Though it's perhaps not apparent from the short story that I posted last week, the majority of "art" that I love falls under the veil of what some would call "magical realism." This would explain my love of aesthetics in the theater, the illusions which transform something artificial into something real, or which take fantastical elements and use them to illustrate something truthful about life. My favorite creators are those who balance genre and the highbrow: for example, Gene Wolf or Neal Stephenson writing science fiction, or the classically defined magical realism of Gabriel Garcia Marquez's One Hundred Years of Solitude and Salman Rushdie's Midnight's Children. Then, of course, there are film directors like Danny Boyle (most evident in Millions, and from what I hear, Slumdog Millionaire) and Guillermo del Toro (The Devil's Backbone and Pan's Labyrinth). As is evident from this rambling paragraph, I'm not entirely sure how I'd limn the idea of "magical realism," but what I will be doing over the next few months is to try and highlight some clear and must-see examples, starting with Tarsem Singh's The Fall.

The story begins simply enough, in a "once upon a time" version of 1920's Los Angeles, where a young, inquisitive girl with a broken arm stumbles across a lonely, talkative paraplegic. But as the title credits hint, with their slow motion footage of men in action, hauling a drowning horse out of the river, there are other layers at work.

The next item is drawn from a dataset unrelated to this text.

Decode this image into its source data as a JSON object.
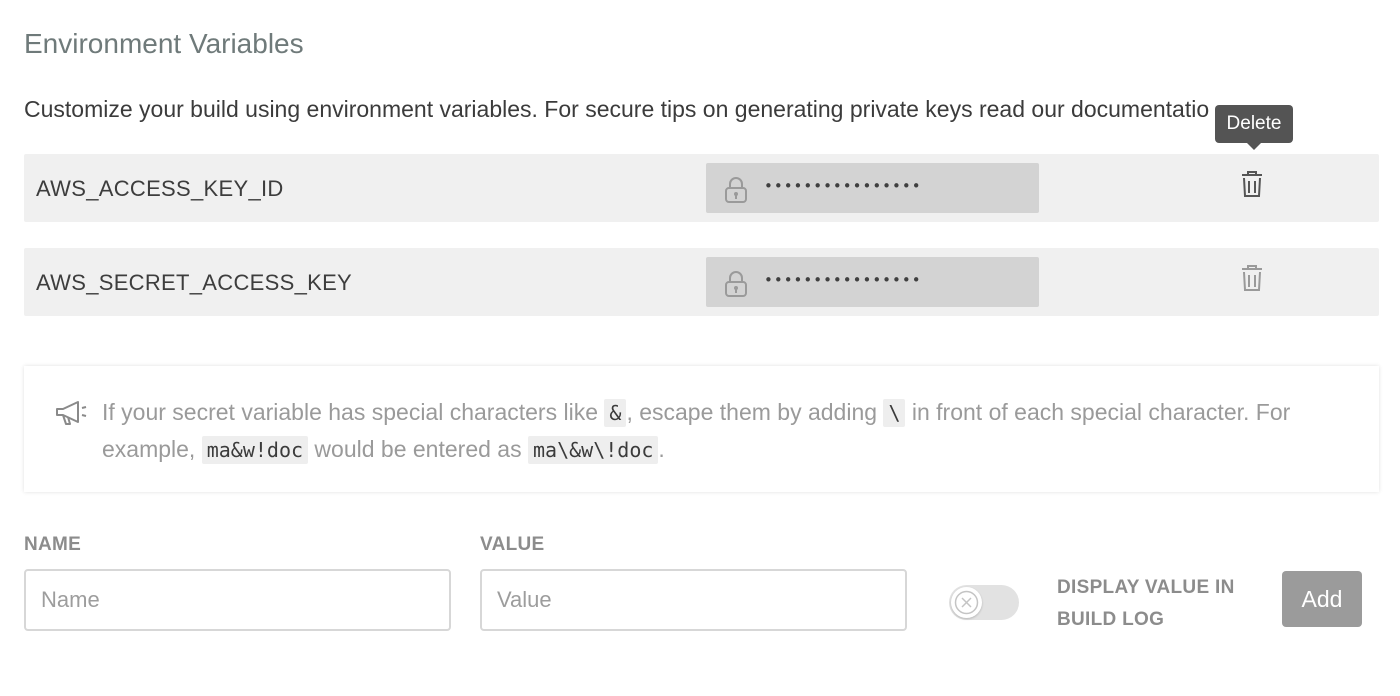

In this case, the modest opening is really just a Princess Bride frame in which the crippled and heartbroken Roy tells young Alexandria about the epic quest of the Blue Bandit to avenge his brother's murder. Then again, the comic tones start to shift as it becomes clearer that, like in del Toro's Spanish films, the real world is bleeding into the land of make-believe: Roy is stringing Alexandria along in the hopes that she can deliver him enough morphine to end his suffering. As Roy's world collapses, his vivid imagination (shot in an exquisitely fantasia that surpasses Crouching Tiger, Hidden Dragon) grows darker and darker, with Alexandria entering his world, in tears, to question why his assembled band of heroes are all being killed.

It's all rather remarkably done, and Tarsem makes a point of laboring over the shots--especially those of the "exotic" Middle Eastern architecture--to make sure we get our fill of the fantastic before moving on to the necessarily bloody bits. In these moments, The Fall lives up to its name, paralleling not just the physical maladies of its real-world characters, but the mental effects of depression. It is in this double-edged storytelling, where the fantasy becomes a tool to illustrate reality, that the movie merits being called "magical realism," and also why it is so effective. It has co-opted a beloved genre, that of the adventure film, and mirrored it back on those who would use it. This is most apparent toward the final, anti-climactic (yet correct) scenes, which show clips of the early silent films of 1920, projected onto a wall for a room full of sick patients who need the slapstick, who justify the illusion.

I don't remember much of Tarsem's 2000 film, The Cell, except that it tackled a similar idea in a far tackier and more restrained fashion: a psychologist enters a serial killer's mind. But by making a film about the power of films themselves--the need, in other words, for stories--Tarsem frees himself from the cell and makes a touching film in which the exposed beauty never feels manipulative.


Seth Christenfeld said...

I presume/hope that you've read the work of Chris Adrian and Karen Russell. (And if you haven't, you certainly ought to.)

Aaron Riccio said...

I bought Adrian's "The Children's Hospital" but haven't read it yet. I'll add Karen Russell to my list though, on your recommendation. I have to finish reading Lauren Groff's "The Monsters of Templeton" and Kevin Brockmeier's "The View from the Seventh Layer" first, both of which are also up my alley. (There are many authors I haven't touched on yet, such as Jonathan Safran Foer.)

Seth Christenfeld said...

The Children's Hospital is fascinating, but it gives off the feeling of Chris Adrian being a whole lot smarter than everybody else in the room--so as long as you go in knowing that you probably won't understand everything that he's getting at, you'll be fine (don't worry, only he understands everything he's getting at).

View is terrific, I thought--I think that Brockmeier is a far better short story writer than novelist (judging from this and the gorgeous but disappointing Brief History of the Dead).

I really can't say enough about how amazing Karen Russell's St. Lucy's Home for Girls Raised by Wolves is, so I won't even try.